User:Eleanorg/1.2/RWR/Annotation: Beside Onself: on the Limits of Sexual Autonomy
Annotation:
Butler, J. (2004) 'Beside Oneself: On the Limits of Sexual Autonomy' in Undoing Gender (London: Routledge).
In this essay, Butler applies her familiar notion of "the constitutive sociality of the self" (p.19) to interpersonal relations. She shows that this sociality is not only a source of oppressive norms, but also the basis for loving relationships. As the essay originated as a lecture for Amnesty on 'Sexual Rights', it closes by reflecting on how these insights should inform political organizing.

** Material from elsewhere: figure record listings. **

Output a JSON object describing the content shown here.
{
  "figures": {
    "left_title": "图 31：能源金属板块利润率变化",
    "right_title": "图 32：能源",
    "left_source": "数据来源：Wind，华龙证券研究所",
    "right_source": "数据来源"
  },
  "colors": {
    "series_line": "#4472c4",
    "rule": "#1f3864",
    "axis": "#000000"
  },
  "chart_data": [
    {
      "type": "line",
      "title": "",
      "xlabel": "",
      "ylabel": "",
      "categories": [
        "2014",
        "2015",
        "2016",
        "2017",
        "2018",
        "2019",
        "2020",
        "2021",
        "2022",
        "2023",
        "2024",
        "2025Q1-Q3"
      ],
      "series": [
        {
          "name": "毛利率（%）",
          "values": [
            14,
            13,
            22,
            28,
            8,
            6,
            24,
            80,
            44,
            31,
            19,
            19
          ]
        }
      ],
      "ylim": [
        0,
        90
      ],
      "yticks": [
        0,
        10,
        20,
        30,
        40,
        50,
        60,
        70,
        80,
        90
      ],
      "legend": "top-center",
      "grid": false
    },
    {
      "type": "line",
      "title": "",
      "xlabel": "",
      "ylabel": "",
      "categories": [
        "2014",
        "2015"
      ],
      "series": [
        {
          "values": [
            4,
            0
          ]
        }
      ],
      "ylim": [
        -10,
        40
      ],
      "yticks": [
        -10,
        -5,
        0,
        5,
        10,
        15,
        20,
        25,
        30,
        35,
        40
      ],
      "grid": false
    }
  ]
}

The essay opens with a discussion of grief. Its title is apt because grief, Butler says, "delineates the ties we have to others" and "shows us that those ties constitute a sense of self, compose who we are..." (p.18). Grief "contains within it the possibility of apprehending the fundamental sociality of embodied life, the ways in which we are from the start, and by virtue of being a bodily being, already given over, beyond ourselves, implicated in lives that are not our own" (p.22). Butler articulates a subject here who is made up of its relations with others; always permeable. Physical embodiment is a key source of this permeability, which renders us available "to the gaze of others but also to touch and to violence" (p.21) - the latter being described as "an exploitation of that primary tie... in which we are, as bodies, outside ourselves, for one another" (p.22).
This observation leads into a discussion of how we are to deal politically with this constant vulnerability to others. With reference to the example of post-9/11 US politics, Butler acknowledges the temptation "to shore up sovereignty and security to minimize or, indeed, forclose this vulnerability" (p.22). She proposes instead, though, the use of grief "as a resource for politics" (p.23) which remains aware of our reliance on one another. This approach is contrasted with liberal campaigns for "autonomy" which necessitate that we "present ourselves as bounded beings, distinct, recognizable, delineated, subjects before the law" (p.20). Critiquing conventional political tactics employed by sexual minorities (amongst others), she asks: "If I am struggling for autonomy, do I not need to be struggling for something else as well, a conception of myself as invariably in community, impressed upon by others[?]" (p.21).
While Butler priviledges physical vulnerability in this essay, the psychological theory from which she draws is equally relevant to emotional, intellectual and cultural identity - always enmeshed in a sociality which brings the possibility for both enrichment and/or annihilation.